Sarà nelle sale italiane a partire da questa sera il docu-film di Fausto Caviglia e Barbara Bernardi Ciao Italia – Storie di Italiani a Berlino.
Un documentario che sembra essere il degno seguito di Italy: Love it, or Leave It, documentario girato dalla copia di registi Gustav Hofer e Luca Ragazzi, che, però, affronta il problema dal lato opposto. Infatti, se nel doc di Hofer e Ragazzi il tema portante è quello della scelta se lasciare l’Italia per trasferirsi altrove in cerca di fortuna, qui, in Ciao Italia, si parla di coloro che questa scelta l’hanno già fatta e sono già lontani dalla loro terra.
Ma le differenze tra le due opere non finiscono qui, Hofer e Ragazzi si confrontano con giovani creativi che espatriano in cerca di nuove strade espressive per la loro arte, mentre Caviglia e Bernardi focalizzano la loro attenzione sulle famiglie che si sono trasferite nella capitale tedesca, non per una scelta dettata dal desiderio di una nuova sfida, ma per questioni puramente pratiche, come possono essere solo quelle dettate dalla famiglia.
Abbiamo volutamente evitato di coinvolgere e di incontrare giovani che per sfida, per voglia di conoscere o per trovare un lavoro decidono di lasciare un paese e tentare a Berlino. Ci interessavano, invece, persone che avevano rischiato una certa stabilità raggiunta, perché non riuscivano più a sopportare il modo di gestire sia le cose piccole che le cose grandi in Italia. Un modo che, per esempio, a detta di tutti i nostri protagonisti, non rispetta e non riconosce i diritti minimi dei cittadini.

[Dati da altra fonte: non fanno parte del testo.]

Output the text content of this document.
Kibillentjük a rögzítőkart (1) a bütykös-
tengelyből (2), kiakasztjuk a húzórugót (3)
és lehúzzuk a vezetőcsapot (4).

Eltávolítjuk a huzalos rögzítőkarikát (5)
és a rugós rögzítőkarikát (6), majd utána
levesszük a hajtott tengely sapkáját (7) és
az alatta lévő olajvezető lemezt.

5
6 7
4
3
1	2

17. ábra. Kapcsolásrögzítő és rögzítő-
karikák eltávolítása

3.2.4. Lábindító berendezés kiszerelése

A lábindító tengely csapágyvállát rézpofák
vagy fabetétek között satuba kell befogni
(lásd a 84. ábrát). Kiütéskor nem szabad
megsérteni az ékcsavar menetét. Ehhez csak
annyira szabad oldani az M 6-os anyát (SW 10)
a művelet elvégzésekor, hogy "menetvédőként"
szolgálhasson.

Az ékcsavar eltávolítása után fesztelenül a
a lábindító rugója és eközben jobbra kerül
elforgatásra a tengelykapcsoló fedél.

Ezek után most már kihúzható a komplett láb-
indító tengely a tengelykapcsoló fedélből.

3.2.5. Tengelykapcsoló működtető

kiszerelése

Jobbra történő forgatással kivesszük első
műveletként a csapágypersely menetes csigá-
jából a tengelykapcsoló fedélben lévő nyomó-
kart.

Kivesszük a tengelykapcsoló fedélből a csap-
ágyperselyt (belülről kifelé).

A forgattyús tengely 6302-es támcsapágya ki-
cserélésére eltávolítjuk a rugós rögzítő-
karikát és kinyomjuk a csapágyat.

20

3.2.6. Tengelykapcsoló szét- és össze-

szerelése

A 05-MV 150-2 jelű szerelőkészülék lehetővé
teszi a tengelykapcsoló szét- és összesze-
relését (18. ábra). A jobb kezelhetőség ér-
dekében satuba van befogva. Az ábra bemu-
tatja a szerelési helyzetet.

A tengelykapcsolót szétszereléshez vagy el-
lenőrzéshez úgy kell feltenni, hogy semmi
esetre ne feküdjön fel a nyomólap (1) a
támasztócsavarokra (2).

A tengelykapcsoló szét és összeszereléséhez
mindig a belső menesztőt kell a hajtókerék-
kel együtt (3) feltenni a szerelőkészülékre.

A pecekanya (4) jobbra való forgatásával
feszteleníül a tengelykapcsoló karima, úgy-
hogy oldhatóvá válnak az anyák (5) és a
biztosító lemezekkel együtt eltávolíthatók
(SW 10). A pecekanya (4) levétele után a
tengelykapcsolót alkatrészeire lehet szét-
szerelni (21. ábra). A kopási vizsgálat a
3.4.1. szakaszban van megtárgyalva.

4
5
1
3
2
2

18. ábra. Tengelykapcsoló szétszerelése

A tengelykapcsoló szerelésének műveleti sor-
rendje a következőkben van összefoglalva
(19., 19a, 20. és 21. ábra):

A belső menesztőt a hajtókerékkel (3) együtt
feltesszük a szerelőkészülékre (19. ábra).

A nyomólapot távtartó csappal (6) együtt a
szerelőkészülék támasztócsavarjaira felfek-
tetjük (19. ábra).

Ed è proprio in questo che Ciao Italia trova il suo punto di forza e, allo stesso tempo, la sua maggiore debolezza.
Perché se da un lato sarebbe stato molto interessante indagare l’emigrazione delle famiglie ‘borghesi’ italiane in terra tedesca, l’angolazione scelta dai due registi è parziale e limita tutte le potenzialità insite nell’argomento. Per non dire che l’analisi -che ci si aspetta da un documentario- si traduce nell’ennesima proposizione di stereotipi (Germania precisa, efficiente, pulita contro l’Italia brutta, sporca e cattiva) in cui i problemi reali -ribadisco che si tratta di un documentario- non sono affrontati.
Sicuramente il racconto fatto da coloro che sono stati coinvolti dai registi ha degli aspetti interessanti, ma mancano le basi sociali per creare, a partire dalle tematiche trattate, un vero e proprio documentario analitico che dovrebbe, se non dare delle risposte, almeno sollevare degli interrogativi. Purtroppo, in Ciao Italia, manca sia l’uno che l’altro.